Верд хмыкнул: он умел быстро стать своим в любой компании.
Они рухнули за стол одновременно. Уставшие, некормленые, с пустыми кошелями и прекрасно понимающие, что добром дело не кончится. Наёмник уже успел оценить и низкий потолок, из-за которого почти всем находящимся внутри приходилось наклоняться или садиться, и помещение, заваленное самыми ненужными (или, напротив, нужными) вещами вроде тележных колёс, сёдел, сундуков, мешков, некоторые из которых, вроде, ещё и шевелились. Сражаться в тесной тёмной каморке будет очень и очень неудобно. Но где наша не пропадала!
Больше всего подвальчик напоминал жральню. Грязную, затхлую, с липким полом, на котором намертво застревали толстые тараканы, но всё же жральню. Потому, когда к новоприбывшим подплыло пузо, а из-за пуза выглянула рожа с повязкой на глазу, Верд спокойно потребовал:
— Выпивки. Крепкой и горячей. И пожрать чего-нито без крысятины.
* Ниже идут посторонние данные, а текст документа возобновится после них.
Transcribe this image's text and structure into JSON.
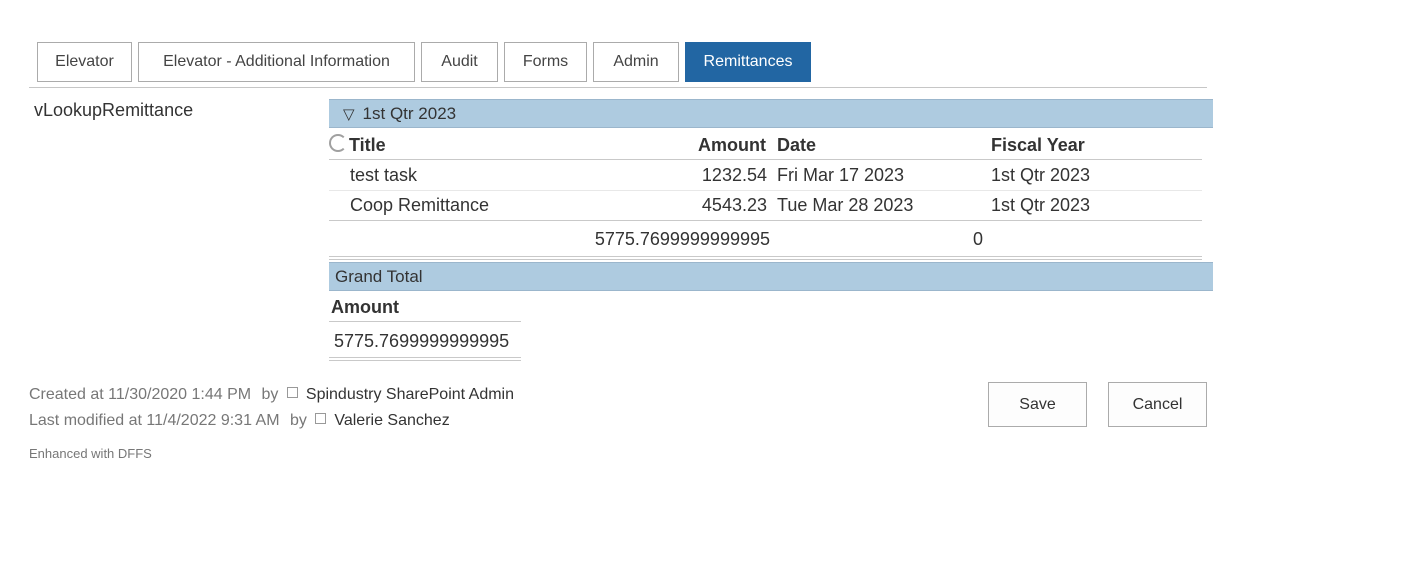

Пузо булькнуло, видимо, от смеха. Мужик приподнял повязку, рассматривая друзей двумя прекрасно видящими глазами.
— Ну, без крысятины, так без крысятины, — согласился он и кинул на стол смятый кусок пергамента, оторванный, скорее всего, от валяющегося тут же свитка. — А это вам привет.